Former Republican Says No One Who Voted for the Iraq War Should Be President—Including Hillary Clinton

Former Republican Says No One Who Voted for the Iraq War Should Be President—Including Hillary Clinton

Former Republican Says No One Who Voted for the Iraq War Should Be President—Including Hillary Clinton

Lincoln Chafee, who voted against authorizing Bush’s war, challenges Clinton—and her pro-war vote.


Lincoln Chafee just went there, as only Lincoln Chafee could.

The former Republican senator and independent governor of Rhode Island, who is very seriously exploring the prospect of challenging Hillary Clinton for the 2016 Democratic presidential nomination, said Iraq should be an issue.

Then Chafee got specific. He brought up the votes that he and Clinton cast in 2002, as members of the US Senate, on whether to authorize President Bush and Vice President Cheney to steer the United States toward war with Iraq.

Chafee, then sitting as a Republican, voted with Senators Russ Feingold, Paul Wellstone, and twenty others to block the rush to war.

Clinton, sitting as a Democrat, voted with Senator John McCain and 75 others to give Bush and Cheney their blank check.

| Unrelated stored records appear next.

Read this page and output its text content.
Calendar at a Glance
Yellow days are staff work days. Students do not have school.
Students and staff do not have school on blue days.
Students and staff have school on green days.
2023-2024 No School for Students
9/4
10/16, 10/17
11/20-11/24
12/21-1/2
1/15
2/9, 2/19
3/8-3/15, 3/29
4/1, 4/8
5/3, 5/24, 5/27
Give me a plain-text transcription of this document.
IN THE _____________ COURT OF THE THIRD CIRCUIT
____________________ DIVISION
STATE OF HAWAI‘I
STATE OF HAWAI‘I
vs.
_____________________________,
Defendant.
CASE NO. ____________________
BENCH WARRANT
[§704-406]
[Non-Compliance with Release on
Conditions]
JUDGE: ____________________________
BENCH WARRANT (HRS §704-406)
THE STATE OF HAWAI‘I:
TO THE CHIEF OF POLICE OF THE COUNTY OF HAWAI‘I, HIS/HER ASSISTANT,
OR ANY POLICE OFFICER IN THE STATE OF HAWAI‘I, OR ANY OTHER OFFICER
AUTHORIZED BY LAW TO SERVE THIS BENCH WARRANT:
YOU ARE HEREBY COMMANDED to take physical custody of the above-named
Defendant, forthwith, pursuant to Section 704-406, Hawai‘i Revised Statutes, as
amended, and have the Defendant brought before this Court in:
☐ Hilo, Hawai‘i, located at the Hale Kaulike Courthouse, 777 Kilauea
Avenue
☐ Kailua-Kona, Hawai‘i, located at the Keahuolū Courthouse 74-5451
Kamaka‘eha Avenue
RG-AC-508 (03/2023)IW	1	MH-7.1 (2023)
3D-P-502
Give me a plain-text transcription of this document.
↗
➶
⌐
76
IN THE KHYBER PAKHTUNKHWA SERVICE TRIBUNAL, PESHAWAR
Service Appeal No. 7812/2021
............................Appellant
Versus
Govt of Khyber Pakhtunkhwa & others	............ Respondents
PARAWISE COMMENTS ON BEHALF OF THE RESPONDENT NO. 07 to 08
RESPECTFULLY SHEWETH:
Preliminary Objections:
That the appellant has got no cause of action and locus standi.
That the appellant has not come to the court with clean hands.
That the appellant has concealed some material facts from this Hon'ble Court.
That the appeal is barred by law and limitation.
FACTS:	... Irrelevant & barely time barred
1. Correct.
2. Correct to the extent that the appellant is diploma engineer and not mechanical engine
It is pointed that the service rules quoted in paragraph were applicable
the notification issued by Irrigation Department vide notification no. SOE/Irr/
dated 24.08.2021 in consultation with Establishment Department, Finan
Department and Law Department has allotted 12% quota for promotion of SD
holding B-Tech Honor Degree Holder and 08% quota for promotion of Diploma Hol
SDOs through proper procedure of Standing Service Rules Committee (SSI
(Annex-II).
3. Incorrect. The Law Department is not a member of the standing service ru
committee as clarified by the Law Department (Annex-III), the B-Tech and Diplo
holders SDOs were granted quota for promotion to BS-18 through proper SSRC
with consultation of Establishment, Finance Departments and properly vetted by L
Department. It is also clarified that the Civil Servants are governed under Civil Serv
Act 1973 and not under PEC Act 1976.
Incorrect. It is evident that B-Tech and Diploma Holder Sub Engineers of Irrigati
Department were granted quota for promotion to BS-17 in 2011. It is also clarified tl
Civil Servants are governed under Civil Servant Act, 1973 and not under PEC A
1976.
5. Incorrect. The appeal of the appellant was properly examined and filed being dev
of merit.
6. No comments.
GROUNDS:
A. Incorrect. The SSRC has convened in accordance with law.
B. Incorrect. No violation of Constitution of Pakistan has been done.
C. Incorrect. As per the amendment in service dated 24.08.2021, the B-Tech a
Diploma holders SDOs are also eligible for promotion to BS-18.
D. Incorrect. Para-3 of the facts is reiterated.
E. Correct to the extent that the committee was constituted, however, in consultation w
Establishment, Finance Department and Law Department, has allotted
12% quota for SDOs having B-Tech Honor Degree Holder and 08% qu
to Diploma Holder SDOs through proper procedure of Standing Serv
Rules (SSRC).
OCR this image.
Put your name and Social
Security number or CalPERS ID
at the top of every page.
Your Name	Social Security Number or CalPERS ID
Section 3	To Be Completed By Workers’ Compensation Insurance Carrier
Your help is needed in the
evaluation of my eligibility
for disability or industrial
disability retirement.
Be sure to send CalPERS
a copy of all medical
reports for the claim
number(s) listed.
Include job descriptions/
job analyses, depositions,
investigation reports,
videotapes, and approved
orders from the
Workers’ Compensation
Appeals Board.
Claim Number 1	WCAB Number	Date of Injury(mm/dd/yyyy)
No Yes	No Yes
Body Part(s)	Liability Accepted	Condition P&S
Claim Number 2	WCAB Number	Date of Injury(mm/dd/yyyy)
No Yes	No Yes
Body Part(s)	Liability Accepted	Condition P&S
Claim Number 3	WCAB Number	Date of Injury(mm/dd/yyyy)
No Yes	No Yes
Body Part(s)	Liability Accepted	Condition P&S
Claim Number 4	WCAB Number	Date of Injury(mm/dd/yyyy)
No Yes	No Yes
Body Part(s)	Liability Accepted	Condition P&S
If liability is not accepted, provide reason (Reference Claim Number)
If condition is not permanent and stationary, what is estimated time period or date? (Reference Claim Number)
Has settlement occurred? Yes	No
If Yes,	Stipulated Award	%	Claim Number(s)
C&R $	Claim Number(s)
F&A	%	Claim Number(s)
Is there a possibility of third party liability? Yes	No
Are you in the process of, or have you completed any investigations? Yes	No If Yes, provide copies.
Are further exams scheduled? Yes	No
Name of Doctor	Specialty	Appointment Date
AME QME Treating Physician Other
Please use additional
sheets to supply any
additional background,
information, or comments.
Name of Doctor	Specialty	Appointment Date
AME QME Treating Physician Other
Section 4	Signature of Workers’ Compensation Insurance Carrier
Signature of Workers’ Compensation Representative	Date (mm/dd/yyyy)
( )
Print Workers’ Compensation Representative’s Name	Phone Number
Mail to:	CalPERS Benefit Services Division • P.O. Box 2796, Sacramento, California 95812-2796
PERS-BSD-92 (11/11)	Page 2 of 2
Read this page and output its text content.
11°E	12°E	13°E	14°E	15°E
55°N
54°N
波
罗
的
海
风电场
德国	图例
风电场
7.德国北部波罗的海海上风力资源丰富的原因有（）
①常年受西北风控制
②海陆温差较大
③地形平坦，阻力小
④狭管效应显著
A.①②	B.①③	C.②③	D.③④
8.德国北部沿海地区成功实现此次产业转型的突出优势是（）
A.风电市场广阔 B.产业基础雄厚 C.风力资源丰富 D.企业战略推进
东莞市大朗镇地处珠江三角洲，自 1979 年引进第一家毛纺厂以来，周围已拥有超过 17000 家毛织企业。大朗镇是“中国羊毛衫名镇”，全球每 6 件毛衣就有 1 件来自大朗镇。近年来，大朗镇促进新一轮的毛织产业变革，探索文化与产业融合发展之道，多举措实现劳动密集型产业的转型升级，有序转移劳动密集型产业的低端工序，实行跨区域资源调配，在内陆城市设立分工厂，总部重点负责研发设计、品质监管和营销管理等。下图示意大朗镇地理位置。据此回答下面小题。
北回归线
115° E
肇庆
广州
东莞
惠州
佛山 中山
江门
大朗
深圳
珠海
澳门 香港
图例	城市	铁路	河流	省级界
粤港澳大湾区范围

Chafee calls that Clinton’s vote “the biggest mistake of many” on issues of foreign policy by the presumed frontrunner for the 2016 Democratic nomination.

How big?

“I don’t think anybody should be president of the United States that made that mistake,” he told The Washington Post. “It’s a huge mistake and we live with broad, broad ramifications today—of instability not only in the Middle East but far beyond and the loss of American credibility. There were no weapons of mass destruction.”

Chafee has raised the Iraq issue as Clinton is preparing to make an earlier-than-expected announcement of her candidacy on Sunday. In so doing, the prospective challenger to Clinton has recalled what was once—and what could still be—the greatest vulnerability of the former secretary of state. Hillary Clinton has a reputation, and a record, as a hawk when it comes to wars and military adventures abroad.

But will that reputation and record be “disqualifying” in 2016?

There is little question that Iraq was an essential issue for Illinois Senator Barack Obama in 2008, when he challenged Clinton for that year’s Democratic presidential nomination. Obama and his backers highlighted the fact that—as an Illinois state senator—he had delivered an anti-war speech in 2002. That went a long way toward distinguishing a relative newcomer to national politics from the former first lady and two-term senator.

Of course, 2008 was a different election. Bush was the sitting president, and there were roughly 150,000 US troops on the ground in Iraq. But the challenge that Obama raised then, and that Chafee raises now, was about more than one war, It was also about judgment, and a vision of foreign policy. “We’ve been having the muscular approach that isn’t smart in the long term,” says the former senator, who suggests that he is more in the “brains over biceps” camp than Clinton.

Chafee is not alone in expressing concerns about how a President Clinton would strike the balance between militarism and diplomacy. As she prepares a 2016 candidacy that begins on a strong strategic and structural footing, Clinton remains vulnerable with a party base that is more anti-war and more economically populist than party elites.

While other potential Clinton challengers have been cautious about criticizing the front-runner, Chafee is not. He’s taking swipes at Clinton on economic issues, campaign finance concerns, and how the Clinton Foundation operates—and he’s even noting that, while, yes, he was once a liberal Republican, Clinton was once a supporter of conservative Republican Barry Goldwater.

“I am not naive about the task, but I think there is a strong stream of Democratic primary voters that would like some choices. I do believe that,” says Chafee. “I am not naive about the amount of money already the Clinton campaign has amassed and support, but it is a long marathon of a race and I am very confident that there are questions that need to be asked and I want to be asking them.”

Chafee, who backed Obama in 2008, is not the Obama of 2016. He is a relative newcomer to the Democratic Party with a reputation as a maverick. Yet the questions he raises are serious ones. Clinton needs to face them, and answer them. Just as she needs to face and answer the questions about income inequality, wage gaps, and trade policy that a challenge from Senator Bernie Sanders might raise.

Clinton is the Democratic front-runner, the leader in every national poll and in the polls from early caucus and primary states. Her campaign will seek to foster a sense of inevitability.

But even those who support Clinton should recognize the lesson of 2008: “Inevitability” does not always translate into reality. And Democrats who believe Clinton will be their nominee should recognize something else: She will face questions about her record. Those questions will either come in a spirited primary process, or they will come in a fall race with a Republican. Lincoln Chafee is raising the toughest questions now. That is not merely appropriate, that is practical and necessary—for Clinton and for the Democratic Party.